Gli innamorati di Sylvia: uno sguardo alla società inglese, fra lavoro e forza della Natura
Sulla fine del Settecento, in una città costiera dello Yorkshire, Sylvia conduce una vita semplice, senza avere grilli per la testa. Di umili origini, è molto amata dai suoi genitori e gode della fama di bella ragazza in un contesto dedito al lavoro e ai sacrifici. Monkshaven è infatti una città che vive del commercio della caccia alle balene: un’attività che scandisce la vita di tutti e che rappresenta il sostentamento di molti. Fino a quando non entra in gioco il reclutamento forzato nella Marina da parte del governo: l’imminente guerra alle porte crea squadroni che arruolano in maniera coattiva chiunque sappia stare su un’imbarcazione.
Tediata dalla corte noiosa di Philp, il cugino che lavora a bottega, in realtà il cuore di Sylvia batte per il ramponiere Charley Kinraid che, dopo averle strappato la promessa di un fidanzamento, scompare, catturato proprio dai reclutatoti. Una circostanza che avrà delle conseguenze pesanti nella vita della ragazza: credendo morto il suo innamorato, sopraffatta dalle avversità, dovrà rivedere il suo futuro. Ma la sorte, si sa, ha sempre un asso nella manica da sfoderare contro gli ignari giocatori e a fine partita Sylvia assaporerà i frutti amari della sua cieca fiducia.
“Gli innamorati di Sylvia” è stato l’ultimo romanzo compiuto da Elizabeth Gaskell, pubblicato per la prima volta nel 1863 e da poco riproposto, in una nuova veste grafica, dalla “Elliot Edizioni”. Il titolo non inganni, perché l’argomento trattato non sarà solo quello sentimentale. L’opera è infatti più complessa, con più sottostrati e con scelte tematiche diverse da quelle che ci si potrebbe aspettare. L’autrice, ancora una volta, si distingue nello scenario letterario dell’epoca per l’aspetto sociale che tratta nei suoi lavori. Non ci sono balli, ricevimenti e scambi frivoli dei salotti inglesi a cui ci hanno abituati i libri del pre e post Reggenza, né descrizioni di vite oziose di gentiluomini della campagna del Sud. L’accento nei suoi romanzi è sempre posto su aspetti che sue colleghe contemporanee ignorano o non trattano. Come era già accaduto con “Nord e Sud” anche qui l’economia, il lavoro, le responsabilità sociali fanno invece capolino nelle vicende più comuni senza mai guastare il romanzo, ma anzi rendendolo più autentico. Con la Gaskell si ha la possibilità di vedere l’altra faccia della medaglia di una società, quella inglese per l’appunto, che autrici di tutto rispetto come l’Austen, la Brontë e, più tardi la Heyer, hanno reso solo attraverso alcuni selezionati ambienti.

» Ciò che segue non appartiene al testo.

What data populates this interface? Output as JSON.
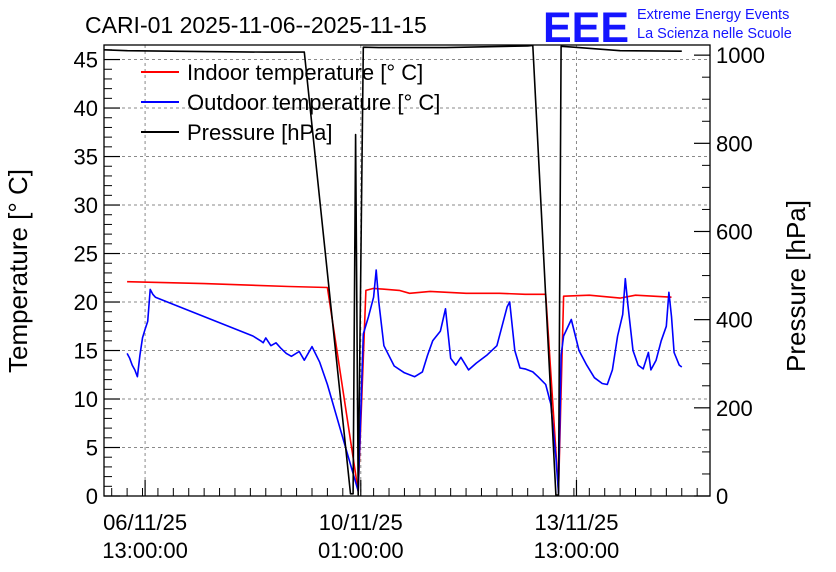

Non qui: gli accenni su come mandare avanti una fattoria, la dura vita degli uomini in mare, le dinamiche del commercio e della struttura della società dell’epoca hanno un ruolo importante e decisivo.
Colpisce in questo romanzo come un argomento quale la caccia alle balene abbia un risvolto morale e sociale diverso da quello che noi oggi siamo abituati a vedere: nelle vicende di Monkshaven tutto ruota intorno a questo commercio che oggi noi aboliamo come sbagliato e crudele, ma che pure nel libro è la fonte di benessere di un’intera comunità. Sullo sfondo, poi, seppur defilate, le Guerre Napoleoniche, il reclutamento coattivo dei giovani marinai, la miseria e il lavoro della terra. E poi la Natura, quella selvaggia, quella quasi spoglia di paesaggi evocativi, ma viva, vera, autentica; una forza che risiede nel mare che dà vita, e se da una parte elargisce speranza dall’altra è anche angoscia per chi non restituisce ai propri cari.
Tutti colori di una tavolozza che la Gaskell rende con autentico realismo senza dimenticare le vicende umane, quelle fatte di sentimenti ed errori. Perché né Sylvia né gli altri escono davvero vincitori dalle loro scelte.